Now that Alabama’s serial church arsonists have been caught, I’m wondering why this never became a bigger story. I’m sure Rob Schenck is wondering too.
If you’ve been following The BAG, you’ll remember Rob as one of the two characters I profiled performing an anointment ritual on the doors of the Senate Judiciary Committee Room (Consecrating The Room – link) on the eve of the Alito hearings. (And guess what? It worked). Back like a bad penny, the Rev. Rob is shown praying with Rehobeth Baptist Church Pastor Duane Schliep in front of his former church last month in Lawley, Alabama.
If these images suggest Rob is demonstrative, that’s not the half of it.
A former Jew, Shenck was cofounder of the radical anti-abortion group, Operation Rescue. (His brother Paul is known for having persistently drawn public attention to Barnett Slepian, the New York physician who was later killed for performing abortions.) Rob and Paul were also arrested in ’92 for trying to present Bill Clinton with a fetus during the Democratic Convention, and both were sentenced to Federal prison for lying under oath.
So, what’s the point — or the question? The question is, how does a guy with that past end up with this kind of visual coverage? (In my previous post, I outlined the difficulty of staging a religious ceremony for the press in front of a Senate hearing room.)

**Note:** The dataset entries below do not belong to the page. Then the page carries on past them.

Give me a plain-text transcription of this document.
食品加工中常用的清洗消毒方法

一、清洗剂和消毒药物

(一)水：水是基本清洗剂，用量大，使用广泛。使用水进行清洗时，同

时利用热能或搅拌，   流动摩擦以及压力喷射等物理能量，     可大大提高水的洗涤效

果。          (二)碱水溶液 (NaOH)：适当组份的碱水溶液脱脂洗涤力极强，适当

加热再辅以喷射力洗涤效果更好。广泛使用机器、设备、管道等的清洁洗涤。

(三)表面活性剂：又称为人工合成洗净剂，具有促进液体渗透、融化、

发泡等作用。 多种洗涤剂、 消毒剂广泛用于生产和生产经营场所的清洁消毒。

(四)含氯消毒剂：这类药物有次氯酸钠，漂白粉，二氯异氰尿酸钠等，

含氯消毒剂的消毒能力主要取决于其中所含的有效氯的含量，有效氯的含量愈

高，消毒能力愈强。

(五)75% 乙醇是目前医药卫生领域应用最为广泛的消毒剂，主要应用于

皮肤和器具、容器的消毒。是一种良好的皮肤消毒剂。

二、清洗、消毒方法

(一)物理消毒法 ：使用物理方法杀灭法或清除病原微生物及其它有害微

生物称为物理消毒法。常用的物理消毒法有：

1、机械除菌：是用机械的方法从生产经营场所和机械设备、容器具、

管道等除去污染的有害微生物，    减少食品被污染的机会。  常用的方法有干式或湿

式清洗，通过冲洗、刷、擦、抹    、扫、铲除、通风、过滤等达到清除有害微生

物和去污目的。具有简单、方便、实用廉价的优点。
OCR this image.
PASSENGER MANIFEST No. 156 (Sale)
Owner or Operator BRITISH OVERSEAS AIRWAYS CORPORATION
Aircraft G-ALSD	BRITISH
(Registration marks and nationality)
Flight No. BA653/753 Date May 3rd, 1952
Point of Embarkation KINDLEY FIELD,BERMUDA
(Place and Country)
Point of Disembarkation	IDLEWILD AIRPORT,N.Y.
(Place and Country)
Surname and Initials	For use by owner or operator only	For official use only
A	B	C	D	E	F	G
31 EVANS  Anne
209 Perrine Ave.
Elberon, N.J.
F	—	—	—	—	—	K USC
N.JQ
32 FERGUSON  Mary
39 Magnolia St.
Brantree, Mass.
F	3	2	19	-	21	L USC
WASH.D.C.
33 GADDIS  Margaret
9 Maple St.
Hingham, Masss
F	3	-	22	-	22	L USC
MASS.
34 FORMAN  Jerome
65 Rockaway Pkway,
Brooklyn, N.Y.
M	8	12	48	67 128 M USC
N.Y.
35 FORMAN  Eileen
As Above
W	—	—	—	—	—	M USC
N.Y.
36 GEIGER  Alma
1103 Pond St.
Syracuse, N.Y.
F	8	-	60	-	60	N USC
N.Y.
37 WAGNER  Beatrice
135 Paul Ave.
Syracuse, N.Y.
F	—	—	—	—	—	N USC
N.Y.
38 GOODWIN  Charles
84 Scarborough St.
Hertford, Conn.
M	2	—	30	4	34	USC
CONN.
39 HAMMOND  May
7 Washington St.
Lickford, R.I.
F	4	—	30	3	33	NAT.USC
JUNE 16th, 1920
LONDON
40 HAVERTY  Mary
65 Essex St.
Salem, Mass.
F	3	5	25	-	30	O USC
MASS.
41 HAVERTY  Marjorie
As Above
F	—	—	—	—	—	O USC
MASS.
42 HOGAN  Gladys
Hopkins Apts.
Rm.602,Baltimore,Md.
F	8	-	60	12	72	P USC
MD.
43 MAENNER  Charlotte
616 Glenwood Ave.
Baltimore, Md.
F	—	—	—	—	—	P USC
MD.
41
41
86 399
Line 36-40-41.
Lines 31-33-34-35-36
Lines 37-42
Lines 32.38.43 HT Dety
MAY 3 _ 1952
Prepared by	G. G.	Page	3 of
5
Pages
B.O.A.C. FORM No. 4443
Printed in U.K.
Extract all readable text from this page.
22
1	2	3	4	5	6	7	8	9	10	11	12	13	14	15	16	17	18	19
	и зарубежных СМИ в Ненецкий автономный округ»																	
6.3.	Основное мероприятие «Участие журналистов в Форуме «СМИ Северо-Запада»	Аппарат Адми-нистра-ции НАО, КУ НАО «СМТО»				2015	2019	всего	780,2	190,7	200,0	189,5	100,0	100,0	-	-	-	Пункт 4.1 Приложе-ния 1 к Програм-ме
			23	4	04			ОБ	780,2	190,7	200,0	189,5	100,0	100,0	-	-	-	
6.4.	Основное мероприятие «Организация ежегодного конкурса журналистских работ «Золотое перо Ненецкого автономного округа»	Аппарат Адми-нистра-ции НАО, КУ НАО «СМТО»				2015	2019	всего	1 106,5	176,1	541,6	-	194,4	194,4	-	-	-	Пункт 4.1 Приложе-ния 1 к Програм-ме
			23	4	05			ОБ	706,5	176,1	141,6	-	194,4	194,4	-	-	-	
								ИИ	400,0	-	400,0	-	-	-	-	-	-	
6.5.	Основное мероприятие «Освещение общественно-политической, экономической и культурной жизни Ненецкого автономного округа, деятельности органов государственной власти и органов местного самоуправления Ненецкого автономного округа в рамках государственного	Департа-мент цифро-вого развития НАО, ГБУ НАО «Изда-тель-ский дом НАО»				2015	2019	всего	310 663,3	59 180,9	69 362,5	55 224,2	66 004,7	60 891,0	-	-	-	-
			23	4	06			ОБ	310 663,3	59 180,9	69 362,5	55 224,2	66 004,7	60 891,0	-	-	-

“Welcome to Faith and Action! I’m Rob Schenck, your missionary to Capitol Hill.” opens his website.
As president of the so-called National Clergy Council, Schenck has acquired some real pull with those vestments. In the “Bush II” era, he has been a Pentecostal chaplain in D.C. for John Ashcroft, and is a regular at the National Prayer breakfast. As an ordained minister in something called the Evangelical Church Alliance, his offices are across the street from the Supreme Court.
Considering how Schenck operates, what we’re looking at in the image above is not an incidental view so much as an arranged one — a promotional portrait. These “throes of passion” could only have come about through some combination of effective stage management, PR management and media management.
(To provide a fuller idea how this guy commands visual media, I also offer you a couple more poses. One shows Rob in front of the Supreme Court in June ’03, protesting a decision to overturn the Texas sodomy ban. Another shows Rob praying on a Washington street inspired by a lawsuit to bar the use of prayer at Bush’s second inaugural. By the way, all four images referenced in this post were taken by different newswire photographers.)
Regarding the image itself, what could be more bizarre? As a religious fanatic, a virulent political ideologue and a self-marketing machine, Rob turns the grieving local reverend into a prop while converting the charred remnants of the church into a perfectly framed promotional background.
God knows where Schenck turns if the fundies come out badly in ’08. I’m guessing Hollywood.
(image: Rob Carr/A.P. February 5, 2006. Lawley , Alabama. Via YahooNews.)